Já escrevi que, desde a Revolução que nos restituiu a Liberdade, a justiça é, porventura, o domínio em que todos, como comunidade, mais falhámos. Por um conjunto de razões que aqui não cabem, mas também por uma: o poder político não tem pretendido que haja meios suficientes para uma investigação cabal, sobretudo na criminalidade económico-financeira.
Por isso é que mensagens trocadas em certas redes sociais que exigem software próprio para serem desencriptadas não existam ao dispor das polícias ou que não existam meios para, em tempo útil, realizar perícias digitais, em meio informático, cada vez mais essenciais à descoberta da verdade. Por isso também não se entendem os deputados quanto a um há muito reclamado crime de enriquecimento ilegítimo ou quanto a alterações pontuais em sede da separação de processos, pois megaprocessos geram, quase sempre, “mega-absolvições”.
Donde, que o sistema deve ser melhorado ninguém duvida, mas também se sabe como é complexa a prova de crimes como a corrupção, em que existe um pacto de silêncio entre todos. E aqui entra a prova indirecta ou indiciária que é dos temas mais complexos no processo criminal de hoje. Trata-se de partir de um facto conhecido para dele inferir um desconhecido, mediante processos lógico-dedutivos: ex. se alguém é primeiro-ministro, tem influência sobre um júri de um concurso público e pode determinar a decisão final. Basta ler o exemplo para perceber como ele pode violar a presunção de inocência e como, mesmo em termos lógicos, pode ser atacado. E este é um ponto central na decisão instrutória: a maior ou menor relevância e aceitação da prova indirecta, que divide a jurisprudência.

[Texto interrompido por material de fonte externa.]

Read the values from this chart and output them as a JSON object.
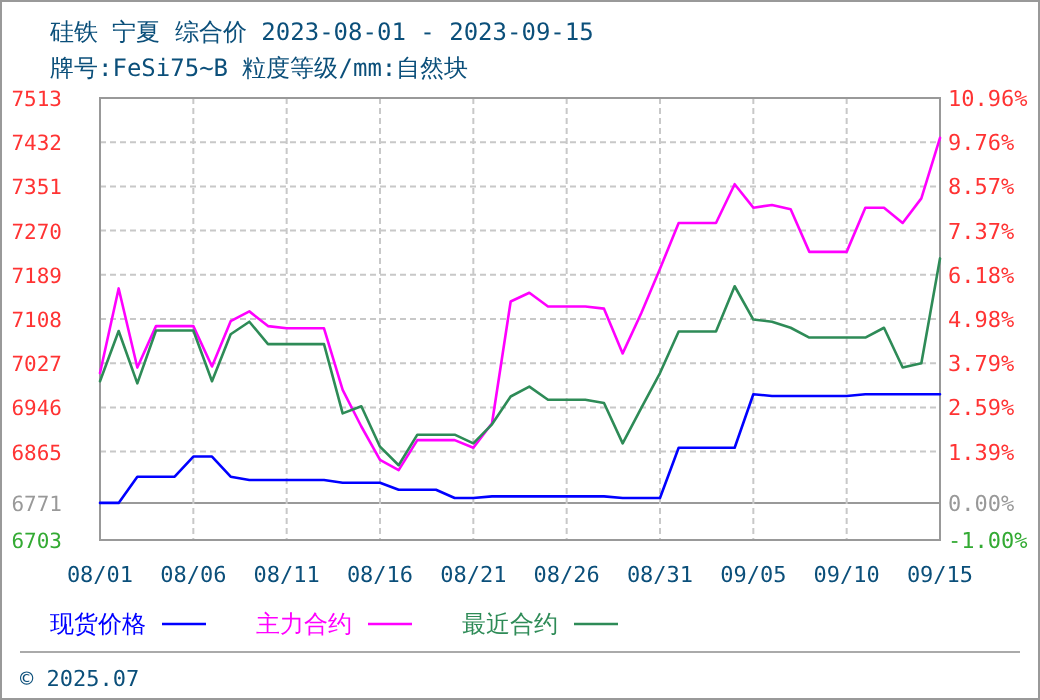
{
  "chart_data": {
    "type": "line",
    "title": "硅铁 宁夏 综合价 2023-08-01 - 2023-09-15",
    "subtitle": "牌号:FeSi75~B 粒度等级/mm:自然块",
    "x": [
      "2023-08-01",
      "2023-08-02",
      "2023-08-03",
      "2023-08-04",
      "2023-08-05",
      "2023-08-06",
      "2023-08-07",
      "2023-08-08",
      "2023-08-09",
      "2023-08-10",
      "2023-08-11",
      "2023-08-12",
      "2023-08-13",
      "2023-08-14",
      "2023-08-15",
      "2023-08-16",
      "2023-08-17",
      "2023-08-18",
      "2023-08-19",
      "2023-08-20",
      "2023-08-21",
      "2023-08-22",
      "2023-08-23",
      "2023-08-24",
      "2023-08-25",
      "2023-08-26",
      "2023-08-27",
      "2023-08-28",
      "2023-08-29",
      "2023-08-30",
      "2023-08-31",
      "2023-09-01",
      "2023-09-02",
      "2023-09-03",
      "2023-09-04",
      "2023-09-05",
      "2023-09-06",
      "2023-09-07",
      "2023-09-08",
      "2023-09-09",
      "2023-09-10",
      "2023-09-11",
      "2023-09-12",
      "2023-09-13",
      "2023-09-14",
      "2023-09-15"
    ],
    "series": [
      {
        "name": "现货价格",
        "color": "#0000ff",
        "values": [
          6771,
          6771,
          6819,
          6819,
          6819,
          6856,
          6856,
          6819,
          6813,
          6813,
          6813,
          6813,
          6813,
          6808,
          6808,
          6808,
          6795,
          6795,
          6795,
          6780,
          6780,
          6783,
          6783,
          6783,
          6783,
          6783,
          6783,
          6783,
          6780,
          6780,
          6780,
          6872,
          6872,
          6872,
          6872,
          6970,
          6967,
          6967,
          6967,
          6967,
          6967,
          6970,
          6970,
          6970,
          6970,
          6970
        ]
      },
      {
        "name": "主力合约",
        "color": "#ff00ff",
        "values": [
          7009,
          7164,
          7019,
          7095,
          7095,
          7095,
          7021,
          7104,
          7122,
          7095,
          7091,
          7091,
          7091,
          6978,
          6911,
          6850,
          6831,
          6886,
          6886,
          6886,
          6872,
          6917,
          7140,
          7156,
          7131,
          7131,
          7131,
          7127,
          7045,
          7119,
          7200,
          7284,
          7284,
          7284,
          7355,
          7312,
          7317,
          7309,
          7231,
          7231,
          7231,
          7312,
          7312,
          7284,
          7329,
          7440
        ]
      },
      {
        "name": "最近合约",
        "color": "#2e8b57",
        "values": [
          6994,
          7086,
          6990,
          7087,
          7087,
          7087,
          6994,
          7080,
          7103,
          7062,
          7062,
          7062,
          7062,
          6935,
          6948,
          6874,
          6840,
          6896,
          6896,
          6896,
          6880,
          6915,
          6966,
          6984,
          6960,
          6960,
          6960,
          6954,
          6880,
          6945,
          7009,
          7085,
          7085,
          7085,
          7168,
          7107,
          7103,
          7092,
          7074,
          7074,
          7074,
          7074,
          7092,
          7019,
          7027,
          7219
        ]
      }
    ],
    "xlim": [
      "2023-08-01",
      "2023-09-15"
    ],
    "xticks": [
      {
        "value": "2023-08-01",
        "label": "08/01"
      },
      {
        "value": "2023-08-06",
        "label": "08/06"
      },
      {
        "value": "2023-08-11",
        "label": "08/11"
      },
      {
        "value": "2023-08-16",
        "label": "08/16"
      },
      {
        "value": "2023-08-21",
        "label": "08/21"
      },
      {
        "value": "2023-08-26",
        "label": "08/26"
      },
      {
        "value": "2023-08-31",
        "label": "08/31"
      },
      {
        "value": "2023-09-05",
        "label": "09/05"
      },
      {
        "value": "2023-09-10",
        "label": "09/10"
      },
      {
        "value": "2023-09-15",
        "label": "09/15"
      }
    ],
    "ylim": [
      6703,
      7513
    ],
    "yticks": [
      6703,
      6771,
      6865,
      6946,
      7027,
      7108,
      7189,
      7270,
      7351,
      7432,
      7513
    ],
    "y2lim": [
      -1,
      10.96
    ],
    "y2ticks": [
      {
        "value": -1,
        "label": "-1.00%"
      },
      {
        "value": 0,
        "label": "0.00%"
      },
      {
        "value": 1.39,
        "label": "1.39%"
      },
      {
        "value": 2.59,
        "label": "2.59%"
      },
      {
        "value": 3.79,
        "label": "3.79%"
      },
      {
        "value": 4.98,
        "label": "4.98%"
      },
      {
        "value": 6.18,
        "label": "6.18%"
      },
      {
        "value": 7.37,
        "label": "7.37%"
      },
      {
        "value": 8.57,
        "label": "8.57%"
      },
      {
        "value": 9.76,
        "label": "9.76%"
      },
      {
        "value": 10.96,
        "label": "10.96%"
      }
    ],
    "grid": true,
    "legend": "bottom",
    "marker": "none",
    "line_style": "solid",
    "annotations": [
      "© 2025.07"
    ]
  }
}
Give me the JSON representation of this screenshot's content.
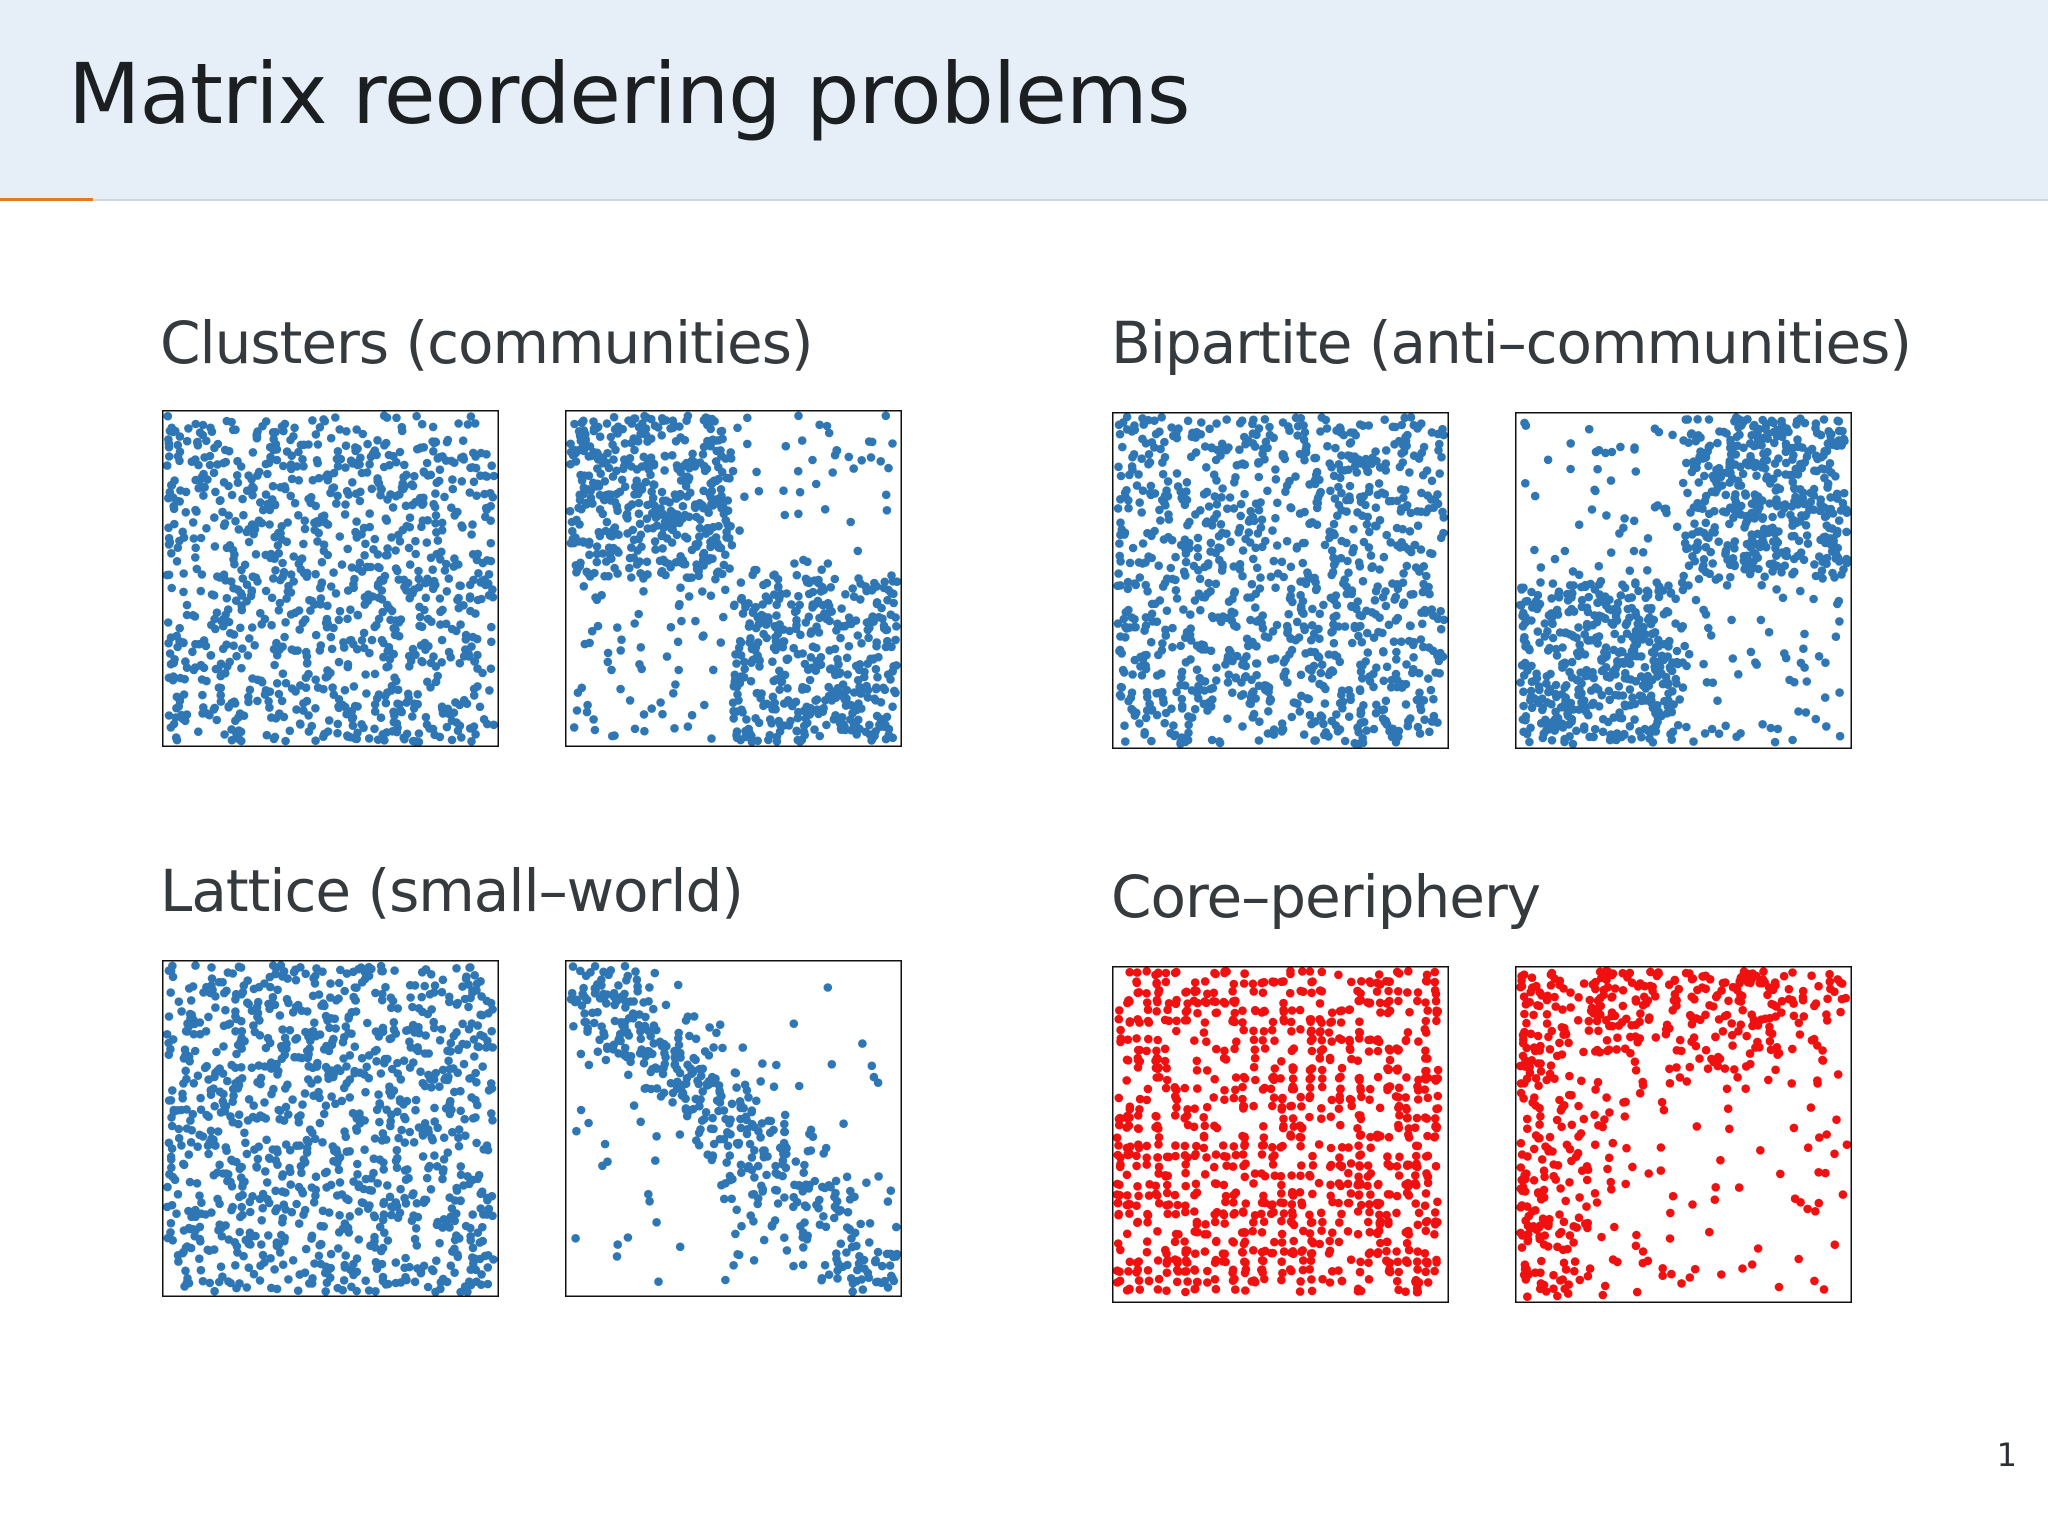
{
  "slide": {
    "title": "Matrix reordering problems",
    "page_number": "1"
  },
  "panels": [
    {
      "title": "Clusters (communities)",
      "color": "#2f76b4",
      "patterns": [
        "random",
        "clusters"
      ]
    },
    {
      "title": "Bipartite (anti–communities)",
      "color": "#2f76b4",
      "patterns": [
        "random",
        "bipartite"
      ]
    },
    {
      "title": "Lattice (small–world)",
      "color": "#2f76b4",
      "patterns": [
        "random",
        "lattice"
      ]
    },
    {
      "title": "Core–periphery",
      "color": "#f01010",
      "patterns": [
        "random-grid",
        "core-periphery"
      ]
    }
  ]
}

Donde, naturalmente com o direito de se criticar qualquer decisão judicial, impõe-se que não contribuamos para os discursos radicais e populistas que querem acabar com o Estado de Direito e instaurar um Estado-Polícia, autoritário, a que chamam “IV República”, seja lá o que isso for.
Para tal, urge que nos consigamos despir da intoxicação do que vai sendo conhecido aos bochechos e sempre com uma intencionalidade e que confiemos na Justiça, pois ela é constituída por mulheres e homens que não estão ao serviço de interesses políticos, económicos ou outros. E, como em todas as profissões, quando a excepção confirma a regra, o mesmo sistema tem conseguido chegar a eles, como sucede na denominada Operação Lex. O “achismo” é sempre muito perigoso em democracia.